Perry argued that as a teacher she barely had 45 minutes of instructional time in a half-day schedule after calculating time spent in the library, recess, snack and using computers.

Vickers said that although it seems that instructional time is shortened, other activities kindergartners participate in — such as using computers — is learning and shouldn't be counted as time outside the classroom. Like many student issues there is a "real mix of parent feelings" when it comes to lengthening the day, she said.

Some children are older in kindergarten and some kids are younger and not developmentally ready for that much instructional time, she said.
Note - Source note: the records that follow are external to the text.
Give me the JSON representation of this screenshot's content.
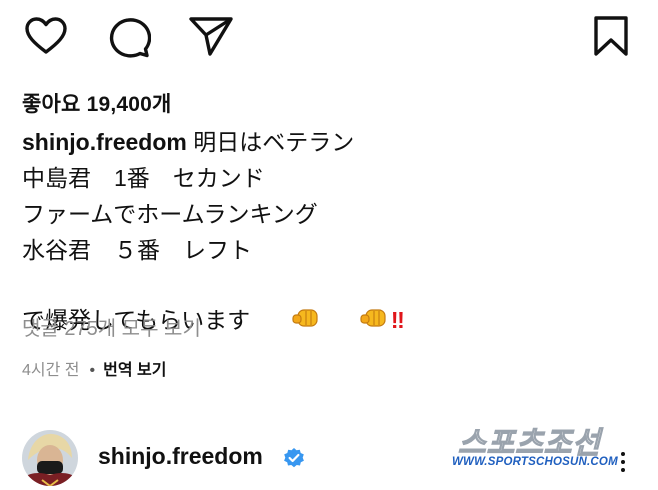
{
  "actions": {
    "like_icon": "heart-icon",
    "comment_icon": "speech-bubble-icon",
    "share_icon": "paper-plane-icon",
    "save_icon": "bookmark-icon"
  },
  "likes": {
    "text": "좋아요 19,400개"
  },
  "caption": {
    "username": "shinjo.freedom",
    "lines": [
      "明日はベテラン",
      "中島君　1番　セカンド",
      "ファームでホームランキング",
      "水谷君　５番　レフト",
      "で爆発してもらいます"
    ],
    "emoji": [
      "oncoming-fist",
      "oncoming-fist",
      "double-exclamation"
    ],
    "exclaim": "‼"
  },
  "comments": {
    "view_all": "댓글 275개 모두 보기"
  },
  "meta": {
    "time": "4시간 전",
    "translate": "번역 보기"
  },
  "author": {
    "username": "shinjo.freedom",
    "verified": true
  },
  "watermark": {
    "logo": "스포츠조선",
    "url": "WWW.SPORTSCHOSUN.COM"
  },
  "colors": {
    "verified": "#3897f0",
    "exclaim": "#e0161b",
    "muted": "#8e8e8e",
    "watermark_url": "#1f5fbf"
  }
}
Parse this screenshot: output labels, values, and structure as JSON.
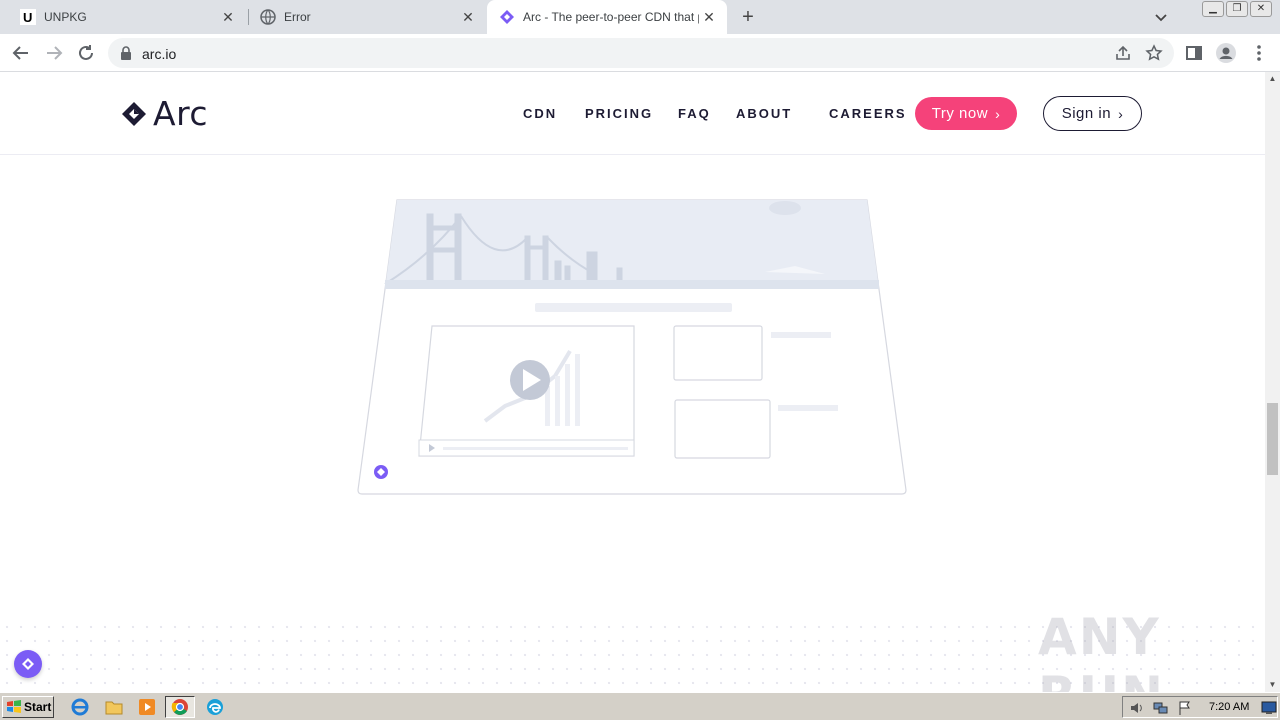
{
  "browser": {
    "tabs": [
      {
        "title": "UNPKG",
        "icon": "unpkg-favicon",
        "active": false
      },
      {
        "title": "Error",
        "icon": "globe-favicon",
        "active": false
      },
      {
        "title": "Arc - The peer-to-peer CDN that pa",
        "icon": "arc-favicon",
        "active": true
      }
    ],
    "url": "arc.io"
  },
  "site": {
    "logo_text": "Arc",
    "nav": [
      "CDN",
      "PRICING",
      "FAQ",
      "ABOUT",
      "CAREERS"
    ],
    "try_now": "Try now",
    "sign_in": "Sign in",
    "brand_color": "#f5427a",
    "accent_color": "#7b5cf5"
  },
  "watermark": "ANY RUN",
  "taskbar": {
    "start_label": "Start",
    "clock": "7:20 AM",
    "apps": [
      "internet-explorer-icon",
      "file-explorer-icon",
      "media-player-icon",
      "chrome-icon",
      "edge-icon"
    ]
  }
}
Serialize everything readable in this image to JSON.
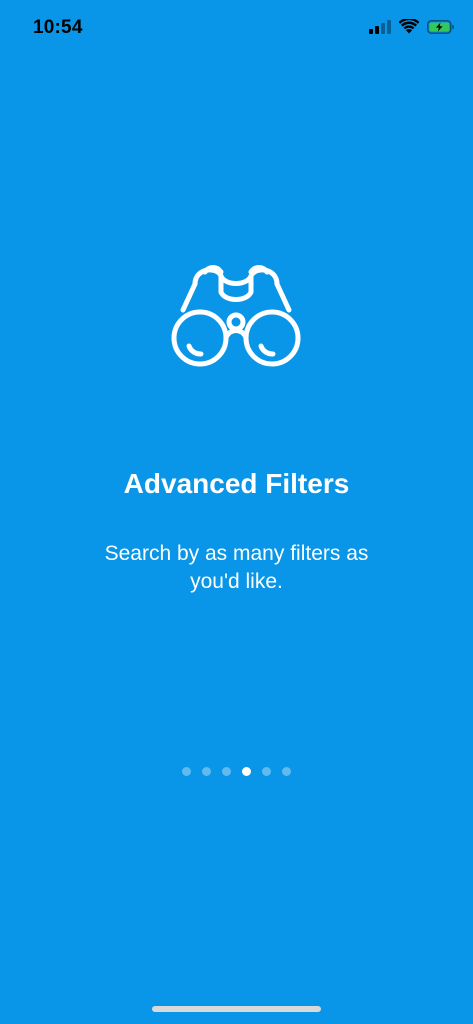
{
  "status_bar": {
    "time": "10:54",
    "signal_icon": "cellular-signal-icon",
    "wifi_icon": "wifi-icon",
    "battery_icon": "battery-charging-icon",
    "battery_color": "#34C759"
  },
  "onboarding": {
    "illustration_icon": "binoculars-icon",
    "title": "Advanced Filters",
    "subtitle": "Search by as many filters as you'd like."
  },
  "pagination": {
    "total_pages": 6,
    "current_page": 4
  },
  "colors": {
    "background": "#0A96E8",
    "text": "#FFFFFF"
  }
}
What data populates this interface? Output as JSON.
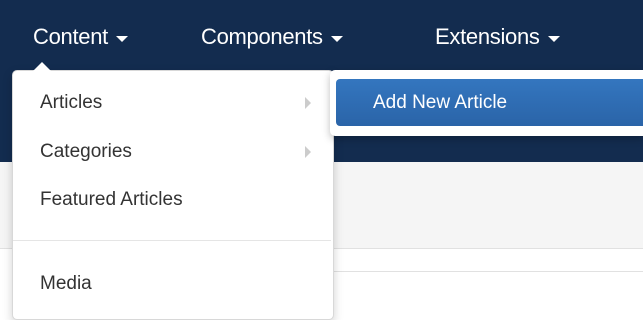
{
  "nav": {
    "items": [
      {
        "label": "Content"
      },
      {
        "label": "Components"
      },
      {
        "label": "Extensions"
      }
    ]
  },
  "dropdown": {
    "items": [
      {
        "label": "Articles",
        "has_submenu": true
      },
      {
        "label": "Categories",
        "has_submenu": true
      },
      {
        "label": "Featured Articles",
        "has_submenu": false
      },
      {
        "label": "Media",
        "has_submenu": false
      }
    ]
  },
  "submenu": {
    "items": [
      {
        "label": "Add New Article",
        "active": true
      }
    ]
  },
  "colors": {
    "navbar": "#132c4f",
    "active_item": "#2b6cb0",
    "text": "#333333"
  },
  "icons": [
    "caret-down-icon",
    "chevron-right-icon"
  ]
}
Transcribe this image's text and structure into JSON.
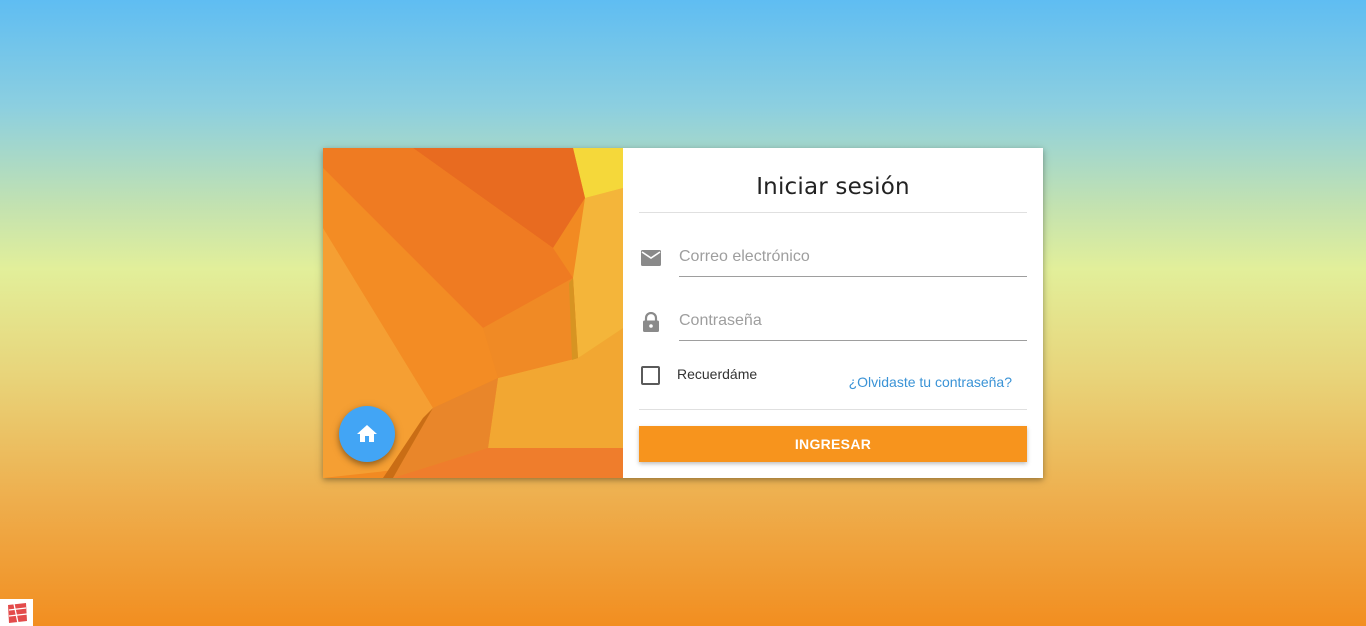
{
  "login": {
    "title": "Iniciar sesión",
    "email_placeholder": "Correo electrónico",
    "password_placeholder": "Contraseña",
    "remember_label": "Recuerdáme",
    "forgot_link": "¿Olvidaste tu contraseña?",
    "submit_label": "INGRESAR"
  },
  "icons": {
    "home": "home-icon",
    "email": "email-icon",
    "lock": "lock-icon",
    "corner_logo": "brand-logo-icon"
  },
  "colors": {
    "accent": "#f7941d",
    "link": "#3a93d6",
    "fab": "#42a5f5"
  }
}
If a change were to happen, it would require collaboration of the assistant superintendent of curriculum and instruction, teachers and the new common core standards.

Landsiedel said he was torn on the issue and thought that children today already have enough pressure academically.

He said that the half day is strenuous on teachers and that it seemed to be enough for the children.

"Right now, I don't see a compelling reason to change," he said.


Improving programming

Incumbents Landsiedel and Vickers touted the success of PLC, or professional learning communities, where teachers gather together and discuss best first instruction — sharing what works best for their students and what to do when a student requires an intervention.

"For years I heard teachers say they wanted time to get together and talk and solve some of these problems," Vickers said.

"We saw tremendous gains in every school," Landsiedel said, crediting the PLCs. He said the school outperformed Los Alamitos High School in API, which Los Alamitos said it thought was due to PLCs.

Perry said that since test scores are high, attention should be paid to other areas such as writing skills. She said past students have come to her and said they didn't feel as prepared after high school when it came to writing. She also wants to focus on character development through schoolwork.

"These API scores are important but won't be as important rolling forward," Keces said.

She cited a new computer program that will assess students skills throughout the weeks, which will offer the opportunity for project-based learning.


Nutrition reform

Both Keces and Perry were in agreement that nutrition could be improved at the district.

"There's about three or four days a month he'll eat at Top of the World," Keces said about her son. "If he could eat every day, he would."

Keces said that the "fake cheese" from sandwiches was being smushed into a ball and thrown by children.

Perry acknowledged the work of the Nutrition Committee, which Jan Vickers was on.

"I know that the Nutrition Committee worked very, very hard on this," Perry said. "Some people were putting in 20 hours a week besides a full-time job and children and didn't feel like they were really listened to."

Perry said although healthy items are on the menu, such as black bean pizza, she didn't know how palatable they were to children.

Vickers pointed out that the bureaucratic system isn't as simple as throwing bad food from your fridge into the trash. She said the district plans to do taste tests at Thurston Middle School, which they haven't done before, and will continue to do it at the elementary and high school level.

Landsiedel argued that the committee's ideas were heard.

"We pretty much put in every suggestion they wanted," he said, citing Farm to School, Chefs to School and the salad bar programs. He also noted grass fed beef and free range chicken items in the cafeterias and the upcoming Wave Rider Café at Thurston.

He said the revisions cost the district hundreds of thousands of dollars. He pointed out that the sites are schools first, not restaurants. He also mentioned that only 18% purchase school lunches.